Hawaiʻi Appleseed

View Original

Hawaiʻi’s conveyance tax can be an effective tool to address our housing crisis

Hawaiʻi lawmakers have an opportunity to tailor the sales tax on real property so that it reinvests nonresident wealth into our island communities through affordable housing development.


HONOLULU, Hawaiʻi — Multiple bills are moving through the state legislature during the 2024 session that would make changes to the state’s conveyance tax aimed at boosting the production of affordable housing. That includes HB2364, a Green Administration bill that passed through a joint Housing and Water & Land committee hearing Feb. 7.

Not to be confused with property taxes, the conveyance tax is a tax on the sale of real property. Compared to other jurisdictions in which property is very expensive, Hawaiʻi has very low conveyance tax rates, including on property selling for multiple millions of dollars. This contributes to high rates of investment in property by out-of-state buyers, driving up housing costs for residents.

Conveyance tax rates do increase along with the value of the sold property, and revenues from the tax are split between the general fund and two special funds: the Land Conservation Fund (LCF) and the Rental Housing Revolving Fund (RHRF). The RHRF is one of the primary ways the state finances affordable housing development through the Hawaiʻi Housing Finance and Development Corporation.

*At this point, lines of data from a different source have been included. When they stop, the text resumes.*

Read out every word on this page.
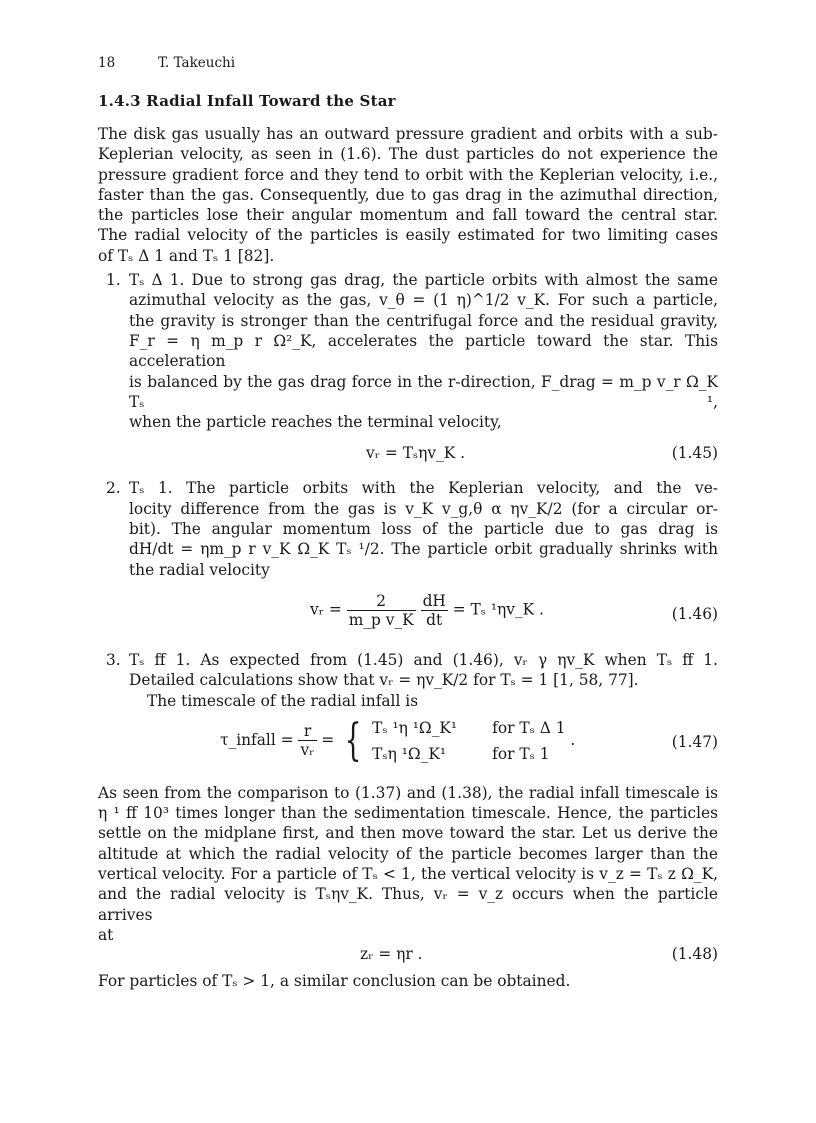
18	T. Takeuchi
1.4.3 Radial Infall Toward the Star
The disk gas usually has an outward pressure gradient and orbits with a sub-
Keplerian velocity, as seen in (1.6). The dust particles do not experience the
pressure gradient force and they tend to orbit with the Keplerian velocity, i.e.,
faster than the gas. Consequently, due to gas drag in the azimuthal direction,
the particles lose their angular momentum and fall toward the central star.
The radial velocity of the particles is easily estimated for two limiting cases
of Tₛ Δ 1 and Tₛ 1 [82].
1. Tₛ Δ 1. Due to strong gas drag, the particle orbits with almost the same
azimuthal velocity as the gas, v_θ = (1 η)^1/2 v_K. For such a particle,
the gravity is stronger than the centrifugal force and the residual gravity,
F_r = η m_p r Ω²_K, accelerates the particle toward the star. This acceleration
is balanced by the gas drag force in the r-direction, F_drag = m_p v_r Ω_K Tₛ ¹,
when the particle reaches the terminal velocity,
vᵣ = Tₛηv_K .	(1.45)
2. Tₛ 1. The particle orbits with the Keplerian velocity, and the ve-
locity difference from the gas is v_K v_g,θ α ηv_K/2 (for a circular or-
bit). The angular momentum loss of the particle due to gas drag is
dH/dt = ηm_p r v_K Ω_K Tₛ ¹/2. The particle orbit gradually shrinks with
the radial velocity
vᵣ = $\frac{2}{\text{m\_p v\_K}}$
$\frac{dH}{dt} = T_s$ ¹ηv_K .	(1.46)
3. Tₛ ff 1. As expected from (1.45) and (1.46), vᵣ γ ηv_K when Tₛ ff 1.
Detailed calculations show that vᵣ = ηv_K/2 for Tₛ = 1 [1, 58, 77].
The timescale of the radial infall is
τ_infall = $\frac{r}{\text{vᵣ}}$ = { Tₛ ¹η ¹Ω_K¹ for Tₛ Δ 1
Tₛη ¹Ω_K¹	for Tₛ 1
.	(1.47)
As seen from the comparison to (1.37) and (1.38), the radial infall timescale is
η ¹ ff 10³ times longer than the sedimentation timescale. Hence, the particles
settle on the midplane first, and then move toward the star. Let us derive the
altitude at which the radial velocity of the particle becomes larger than the
vertical velocity. For a particle of Tₛ < 1, the vertical velocity is v_z = Tₛ z Ω_K,
and the radial velocity is Tₛηv_K. Thus, vᵣ = v_z occurs when the particle arrives
at
zᵣ = ηr .	(1.48)

For particles of Tₛ > 1, a similar conclusion can be obtained.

“Because a significant portion of revenue collected from this tax comes from the sale of multi-million dollar mansions—most of which are bought by out-of-state investors—and because a significant portion of the revenue goes directly to funding affordable housing development, the conveyance tax could be shaped into a highly effective tool to meet the housing needs of local families using out-of-state wealth,” said Arjuna Heim, Hawaiʻi Appleseed Center for Law & Economic Justice Senior Policy Analyst for Affordable Housing.

In a new policy brief, Heim lays out how the state could make adjustments to the conveyance tax to accomplish that goal. Keys to maximizing the success of this policy change include:

  • Progressively raising Hawaiʻi’s conveyance tax rates on property sales valued over $4 million, the point at which Appleseed research shows almost all property sales go to out of state investors; 

  • Removing arbitrary caps set by the state that limit the amount of revenue deposited into the RHRF (and the LCF) to maximize their effectiveness; and

  • Establishing a dedicated revenue stream from the conveyance tax to the Dwelling Unit Revolving Fund (DURF), a third special fund used to develop critical infrastructure associated with housing development.

If Hawaiʻi Appleseed’s recommendations are adopted by lawmakers, the conveyance tax could generate an estimated $279 million in total: 

  • $139 million for RHRF; 

  • $27 million each for DURF and LCF; and 

  • $85 million for the General Fund.

“There is an urgent need for the government to make larger investments in funding affordable rental housing,” said Heim. “Projected housing demand estimates that some 4,000–5,000 additional affordable rental units must be added to our housing supply each year for the next five years to meet residents’ needs. We won’t accomplish that with piecemeal funding. The state needs a robust, dedicated source of funding, and the conveyance tax can provide that if properly leveraged to do so.”